In 2021, ACS received the Future-Thinking Innovators Award at the International School Awards for the Middle School technology program.

== Faculty ==
As of 2019, there are approximately 135 educators at ACS. These teachers represent 20 nationalities, approximately 50% American, 30% Canadian and 20% from other countries.  65% hold Advanced Degrees (Master's and / or Doctorate) and spend an average of 6 years at ACS.  ACS has an average student to faculty ratio of 9:1.

==Students==
The student body consists of approximately 1,400 students from 56 nationalities. About 58% of the students are from the United States, 8% from Canada, and 4% from the UAE itself.

==Notable alumni==
- H.E. Khaldoon Al Mubarak, the chief executive of Mubadala Development Company and Executive Affairs Authority
- Anwar Nusseibeh, son of H.E. Zaki Nusseibeh, Foreign Minister of State
- Luka Peroš, Croatian actor best known for the role of Marseille in Money Heist

==Famous visitors==
In 1975, Santa Claus arrived at ACS by helicopter; coming down to the school campus. Soon after the event, a popular celebration was created known as "Breakfast With Santa" starting at the beginning of each December, every year. Breakfast with Santa has been a tradition at ACS ever since.

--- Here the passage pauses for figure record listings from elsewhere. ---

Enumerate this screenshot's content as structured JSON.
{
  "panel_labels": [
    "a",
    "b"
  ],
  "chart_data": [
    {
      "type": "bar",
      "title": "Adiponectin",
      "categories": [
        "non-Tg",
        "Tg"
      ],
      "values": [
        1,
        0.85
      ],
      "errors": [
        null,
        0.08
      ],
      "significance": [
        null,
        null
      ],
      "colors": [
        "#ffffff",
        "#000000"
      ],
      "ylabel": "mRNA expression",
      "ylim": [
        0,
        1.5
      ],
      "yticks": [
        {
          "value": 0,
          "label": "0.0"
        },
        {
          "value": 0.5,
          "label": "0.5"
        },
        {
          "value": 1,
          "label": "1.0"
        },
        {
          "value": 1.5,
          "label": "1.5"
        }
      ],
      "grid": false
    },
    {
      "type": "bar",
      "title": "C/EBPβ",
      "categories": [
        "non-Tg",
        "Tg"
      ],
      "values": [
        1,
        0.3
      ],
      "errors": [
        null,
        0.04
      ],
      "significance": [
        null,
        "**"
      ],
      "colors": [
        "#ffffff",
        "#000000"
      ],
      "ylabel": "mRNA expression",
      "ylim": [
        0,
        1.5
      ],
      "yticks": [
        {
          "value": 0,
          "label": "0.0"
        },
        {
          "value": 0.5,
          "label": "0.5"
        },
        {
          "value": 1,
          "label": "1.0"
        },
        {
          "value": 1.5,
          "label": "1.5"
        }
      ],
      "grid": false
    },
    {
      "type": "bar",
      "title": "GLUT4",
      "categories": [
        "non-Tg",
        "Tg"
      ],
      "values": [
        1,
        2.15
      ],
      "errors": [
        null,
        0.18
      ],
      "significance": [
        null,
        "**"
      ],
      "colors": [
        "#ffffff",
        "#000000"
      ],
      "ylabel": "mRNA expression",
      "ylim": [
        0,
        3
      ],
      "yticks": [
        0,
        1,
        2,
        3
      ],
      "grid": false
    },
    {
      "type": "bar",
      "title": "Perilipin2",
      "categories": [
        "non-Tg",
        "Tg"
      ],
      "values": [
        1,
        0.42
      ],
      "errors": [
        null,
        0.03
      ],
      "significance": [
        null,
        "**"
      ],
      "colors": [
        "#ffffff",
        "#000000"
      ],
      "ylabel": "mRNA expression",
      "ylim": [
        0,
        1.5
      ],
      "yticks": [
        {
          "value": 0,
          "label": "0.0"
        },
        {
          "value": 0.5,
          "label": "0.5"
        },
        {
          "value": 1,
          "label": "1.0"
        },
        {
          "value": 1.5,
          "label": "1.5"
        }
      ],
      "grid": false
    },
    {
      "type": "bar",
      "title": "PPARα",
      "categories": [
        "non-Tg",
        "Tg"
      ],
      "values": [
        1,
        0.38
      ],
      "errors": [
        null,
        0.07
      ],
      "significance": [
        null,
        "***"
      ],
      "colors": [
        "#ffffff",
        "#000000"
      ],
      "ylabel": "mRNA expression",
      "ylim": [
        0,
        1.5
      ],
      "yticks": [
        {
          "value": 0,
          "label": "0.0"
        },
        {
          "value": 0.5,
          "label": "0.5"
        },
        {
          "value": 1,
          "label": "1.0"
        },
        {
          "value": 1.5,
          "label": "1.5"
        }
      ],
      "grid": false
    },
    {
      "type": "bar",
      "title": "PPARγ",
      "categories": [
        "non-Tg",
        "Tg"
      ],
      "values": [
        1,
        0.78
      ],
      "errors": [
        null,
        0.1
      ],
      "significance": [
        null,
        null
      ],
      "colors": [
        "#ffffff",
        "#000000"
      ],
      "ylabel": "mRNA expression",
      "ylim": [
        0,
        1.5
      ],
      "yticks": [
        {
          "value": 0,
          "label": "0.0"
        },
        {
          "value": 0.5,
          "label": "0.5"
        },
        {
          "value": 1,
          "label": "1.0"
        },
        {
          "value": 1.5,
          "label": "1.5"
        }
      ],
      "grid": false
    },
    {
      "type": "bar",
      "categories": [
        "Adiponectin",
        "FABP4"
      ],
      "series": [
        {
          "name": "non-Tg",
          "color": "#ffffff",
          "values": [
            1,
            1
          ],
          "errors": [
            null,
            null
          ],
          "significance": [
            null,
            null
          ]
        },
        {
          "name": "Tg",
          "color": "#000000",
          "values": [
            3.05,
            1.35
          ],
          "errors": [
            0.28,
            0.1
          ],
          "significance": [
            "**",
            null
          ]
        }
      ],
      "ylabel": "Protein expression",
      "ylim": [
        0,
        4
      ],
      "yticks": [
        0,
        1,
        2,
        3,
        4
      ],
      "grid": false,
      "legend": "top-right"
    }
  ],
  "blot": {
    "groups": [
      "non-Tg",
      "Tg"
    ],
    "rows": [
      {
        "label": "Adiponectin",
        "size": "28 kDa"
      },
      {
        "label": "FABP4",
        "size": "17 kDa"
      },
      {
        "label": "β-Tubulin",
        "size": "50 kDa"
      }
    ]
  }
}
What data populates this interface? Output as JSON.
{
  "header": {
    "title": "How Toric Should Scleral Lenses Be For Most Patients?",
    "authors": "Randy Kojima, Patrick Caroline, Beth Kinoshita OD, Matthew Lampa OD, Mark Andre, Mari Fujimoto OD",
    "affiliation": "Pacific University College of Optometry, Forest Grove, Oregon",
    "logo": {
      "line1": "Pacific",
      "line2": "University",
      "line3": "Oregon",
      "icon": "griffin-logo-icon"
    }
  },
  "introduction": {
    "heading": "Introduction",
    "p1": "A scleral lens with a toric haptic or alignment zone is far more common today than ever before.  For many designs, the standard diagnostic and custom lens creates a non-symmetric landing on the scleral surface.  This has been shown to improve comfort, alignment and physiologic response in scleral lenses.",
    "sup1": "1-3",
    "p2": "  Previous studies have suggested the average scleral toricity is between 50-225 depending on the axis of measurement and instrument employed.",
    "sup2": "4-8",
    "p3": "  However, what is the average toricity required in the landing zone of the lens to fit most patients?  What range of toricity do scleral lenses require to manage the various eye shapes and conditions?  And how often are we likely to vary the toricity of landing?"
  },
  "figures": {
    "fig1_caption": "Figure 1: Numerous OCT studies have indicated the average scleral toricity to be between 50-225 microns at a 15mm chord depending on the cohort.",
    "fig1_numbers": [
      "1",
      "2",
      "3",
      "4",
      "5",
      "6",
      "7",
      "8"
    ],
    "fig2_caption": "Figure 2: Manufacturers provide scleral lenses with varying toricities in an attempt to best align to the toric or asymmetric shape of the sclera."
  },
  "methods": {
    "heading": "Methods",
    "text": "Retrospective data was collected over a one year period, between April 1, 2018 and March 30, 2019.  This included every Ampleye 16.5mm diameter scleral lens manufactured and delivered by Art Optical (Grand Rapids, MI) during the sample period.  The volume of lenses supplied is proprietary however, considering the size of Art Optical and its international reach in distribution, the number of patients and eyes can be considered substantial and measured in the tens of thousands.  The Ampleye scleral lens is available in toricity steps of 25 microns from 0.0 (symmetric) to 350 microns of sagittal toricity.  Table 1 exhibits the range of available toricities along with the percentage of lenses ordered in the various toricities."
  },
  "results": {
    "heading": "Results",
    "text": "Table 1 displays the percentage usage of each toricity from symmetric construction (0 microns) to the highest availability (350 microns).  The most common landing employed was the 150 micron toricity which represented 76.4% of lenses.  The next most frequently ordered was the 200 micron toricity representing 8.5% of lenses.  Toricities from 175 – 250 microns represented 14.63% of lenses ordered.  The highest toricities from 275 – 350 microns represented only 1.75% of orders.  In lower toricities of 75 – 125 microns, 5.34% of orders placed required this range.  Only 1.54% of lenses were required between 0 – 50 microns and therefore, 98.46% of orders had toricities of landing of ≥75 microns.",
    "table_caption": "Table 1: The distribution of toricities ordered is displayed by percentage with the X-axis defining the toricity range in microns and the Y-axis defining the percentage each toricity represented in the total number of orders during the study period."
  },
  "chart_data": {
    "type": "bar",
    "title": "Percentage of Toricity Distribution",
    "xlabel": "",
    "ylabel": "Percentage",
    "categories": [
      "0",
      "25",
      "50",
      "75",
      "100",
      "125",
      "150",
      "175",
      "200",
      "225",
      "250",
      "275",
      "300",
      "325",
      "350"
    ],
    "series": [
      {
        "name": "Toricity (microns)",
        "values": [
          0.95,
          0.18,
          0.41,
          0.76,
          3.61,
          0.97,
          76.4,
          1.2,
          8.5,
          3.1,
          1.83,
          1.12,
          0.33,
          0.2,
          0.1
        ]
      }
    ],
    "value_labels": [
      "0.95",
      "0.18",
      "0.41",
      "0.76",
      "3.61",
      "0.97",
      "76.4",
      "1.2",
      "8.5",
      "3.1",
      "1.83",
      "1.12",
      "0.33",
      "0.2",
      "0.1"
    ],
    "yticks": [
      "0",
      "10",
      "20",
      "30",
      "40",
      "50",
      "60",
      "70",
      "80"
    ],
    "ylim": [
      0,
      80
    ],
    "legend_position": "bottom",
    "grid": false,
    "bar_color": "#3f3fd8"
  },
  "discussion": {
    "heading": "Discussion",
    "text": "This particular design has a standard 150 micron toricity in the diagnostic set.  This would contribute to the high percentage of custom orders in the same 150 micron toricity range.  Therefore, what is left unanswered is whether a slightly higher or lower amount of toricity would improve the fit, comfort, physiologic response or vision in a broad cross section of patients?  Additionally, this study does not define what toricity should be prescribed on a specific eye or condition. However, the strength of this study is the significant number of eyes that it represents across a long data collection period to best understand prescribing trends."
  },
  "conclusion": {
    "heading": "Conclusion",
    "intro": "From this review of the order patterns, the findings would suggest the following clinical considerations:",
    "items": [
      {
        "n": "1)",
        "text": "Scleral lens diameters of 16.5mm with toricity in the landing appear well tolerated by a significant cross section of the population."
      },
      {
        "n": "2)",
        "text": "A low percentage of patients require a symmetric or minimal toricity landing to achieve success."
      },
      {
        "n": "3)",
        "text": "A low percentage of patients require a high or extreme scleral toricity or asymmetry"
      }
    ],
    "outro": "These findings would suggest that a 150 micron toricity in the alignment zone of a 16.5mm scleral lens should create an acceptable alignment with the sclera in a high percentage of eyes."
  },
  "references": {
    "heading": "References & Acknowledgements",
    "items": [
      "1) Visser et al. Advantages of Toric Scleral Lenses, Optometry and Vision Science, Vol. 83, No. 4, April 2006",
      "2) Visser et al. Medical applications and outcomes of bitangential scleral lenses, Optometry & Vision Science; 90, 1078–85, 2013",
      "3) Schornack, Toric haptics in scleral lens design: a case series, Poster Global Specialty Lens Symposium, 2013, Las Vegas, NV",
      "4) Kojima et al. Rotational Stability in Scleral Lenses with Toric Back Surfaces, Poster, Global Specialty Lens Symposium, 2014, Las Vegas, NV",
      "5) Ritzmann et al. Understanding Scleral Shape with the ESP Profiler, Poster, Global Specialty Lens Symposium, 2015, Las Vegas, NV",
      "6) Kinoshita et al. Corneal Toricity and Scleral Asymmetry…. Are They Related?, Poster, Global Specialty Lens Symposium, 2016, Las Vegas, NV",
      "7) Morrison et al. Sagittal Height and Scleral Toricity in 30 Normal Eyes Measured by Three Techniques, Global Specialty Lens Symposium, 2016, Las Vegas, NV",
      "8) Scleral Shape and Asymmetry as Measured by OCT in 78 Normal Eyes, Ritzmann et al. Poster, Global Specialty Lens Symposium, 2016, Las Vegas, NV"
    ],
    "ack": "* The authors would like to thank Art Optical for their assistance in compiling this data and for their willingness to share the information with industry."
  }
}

- 1976 – Astronauts Vance Brand, Thomas Stafford, and Donald Slayton of the Apollo-Soyuz Test Project
- 1982 – Alex Haley, author of Roots
- 1983 – Muhammad Ali, boxer and philanthropist
- 2017 – Alfred Worden, astronaut, and Allyson Felix, Olympic athlete
- 2018 – Charles Frank Bolden Jr., astronaut
- 2019 – Peter Schumlin, former Governor of Vermont; Helen Clark, 37th Prime Minister of New Zealand; Peter Mayer, songwriter, vocalist, and lead guitarist for Jimmy Buffett's Coral Reefer Band
- 2020 – John Register, US Paralympian
- 2021 – Becky Anderson, host of CNN Connect the World with Becky Anderson

Jane Goodall, anthropologist, visited ACS often.

== Faculty achievements ==
- Nate Bowling, current HS teacher, 2016 Washington State Teacher of the Year and 2016 National Teacher of the Year Finalist
- Brad Flickinger, former MS Tech teacher: author of Reward Learning with Badges: Spark Student Achievement (2016)
- Randall Girdner, current HS teacher: author of Boyd McCloyd and the Time-Travelling King (2020); The Wizard of New York City series (2016)
- Amy Greene, current asst. superintendent: 2021 Principal of the Year (awarded by the National Association for Secondary School Principals NASSP and the U.S. Department of State Office of Overseas Schools)
- Matt McGrady, former HS teacher: featured on p. 90-91 of The Power of Making Thinking Visible: Practices to Engage and Empower All Learners by Ron Ritchhart and Mark Church (2020)
- Robert “Bob Rob” Medina, former MS teacher: author of Denvoid and the Cowtown Punks (2015) and Y Con Tu Espíritu : Palabras y Muertitos (2020)
- Patrick Graham, current ES teacher: author of "Alex the Knight" (2024).